JAZZED OUT AND jacked up on Voodoo, D'Angelo plays the part of the funk soul brother, singing to the swing-out sistas and defiant divas. He conjures Prince, Marvin Gaye, Al Green. He manages to evoke Stevie Wonder and Jimi Hendrix and James Brown, without sounding like a clown. I never knew I liked Prince so much until I heard Voodoo; and for that matter, I didn't know Prince was so fine.
D'Angelo Voodoo (Virgin)
It's hard to be bold and beautiful; it's even harder to pay attention to the music when the artist in question is lip-synching naked, as D'Angelo does in the video that's helped propel Voodoo to the top of the pop charts. About time ladies were getting some for themselves in the form of a bad boy crooner, who moves between musical mystiques as easily as he gets out of his tank top. With falsetto sweet singing and raunchy fast-talking, D'Angelo smacks his lips with a quip: "I'm gonna stick to my guns."
My roommate suggested that this review read: Nice pecs, fantastic abs, beautiful six-pack, and, oh yeah, he sings real nice too. But I said that wouldn't be fair. Because even though I saw more pictures of D'Angelo before I ever heard a lick or a lyric, I don't swoon when Voodoo plays, I shake. Though it's not a dance album, Voodoo grooves harder than anything to touch a Technics turntable in a long time. Feisty riffs populate the disc, with a shiver and a shimmy. Dare I say it: Voodoo is funkier even than "Little Red Corvette" (though not quite as funky as "When Doves Cry" or "Erotic City"). It might be blasphemous to say that the rip-off artist does the Artist better than He does Himself (D'Angelo even took a spelling class from Prince: you becomes U), but Voodoo jams like the Purple one in his prime.
Rockin' and rollin' with snippets of syncopation and clever near-rhymes—"Fuck the slice we want the pie," he insists— "Devil's Pie" winds its way around a chunky beat that starts and stops and starts again. Sometimes straightforward, sometimes sincere, always sexy, D'Angelo reinvents himself throughout. Easily shifting between smart-ass and wise man, bodacious loverboy and preacher's son, he shouts and scowls, speaking in tongues, seducing his way all the way home.
Still, comparisons to Al Greene or Marvin Gaye don't hit the bull's eye—those guys were suggestive.

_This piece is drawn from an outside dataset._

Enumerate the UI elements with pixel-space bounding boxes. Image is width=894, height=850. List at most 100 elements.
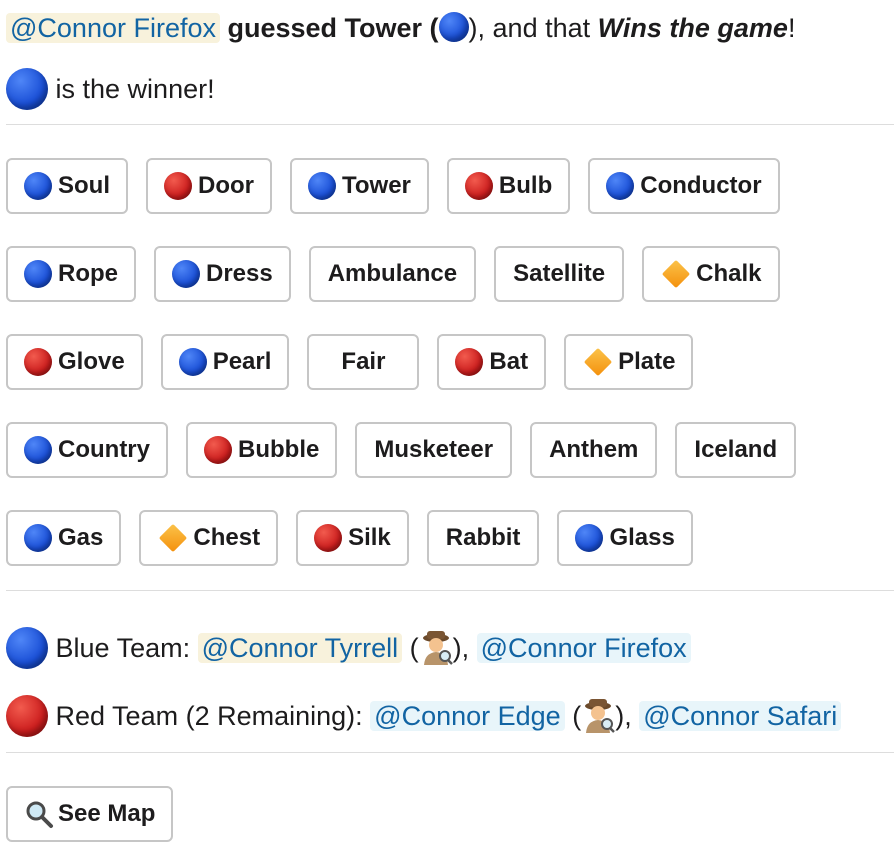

The 21st century is a bit more vulgar than that; there's no beating around the bush when D'Angelo offers to "Smack your ass, pull your hair," and "kiss you way down there." Somehow though, he makes raunch seem less raunchy. I don't blush like I do when I hear a rapper talk about his bitches and ho's; D'Angelo's saccharine delivery buys him time and earns him points.
Refreshing, too, is the production—beats stand equal ground with the vocals, a major deviation from the current state of hip-hop and R&B, which favors uninspired music with lackadaisical rapping or singing, bolstered only by a dose of dynamic personality. Crafting memorable moments out of loops and backing vocalists who visit gospel's call-and-response methodology, it only takes one listen before Voodoo etches a secure place in the brain's permanent CD player. I can listen to Voodoo all day long without ever turning it on.
In this way, Voodoo is a pure pop record, though D'Angelo sometimes ignores the standard verse-chorus-verse format in favor of slices and vignettes, offering moods by way of wa-wa pedals, Vocoder-altered vocals, and stuttering breaks. The record's in a state of arrested development: Songs don't evolve, they loop and repeat. But you don't mind because that one tick is just so damn good. (Memo to brain: hit "repeat." Again.)
Not that Voodoo is just one big party in your panties: D'Angelo takes a few minutes to slow down and ride the rhythms. "One Mo' Gin" is introspective and subdued, but not sedate. Backed by a rich chorus, the song becomes more full-bodied and edges toward becoming a classic. It's hypnotizin', mesmerizing, actualizing new skool sensibility with old school soul.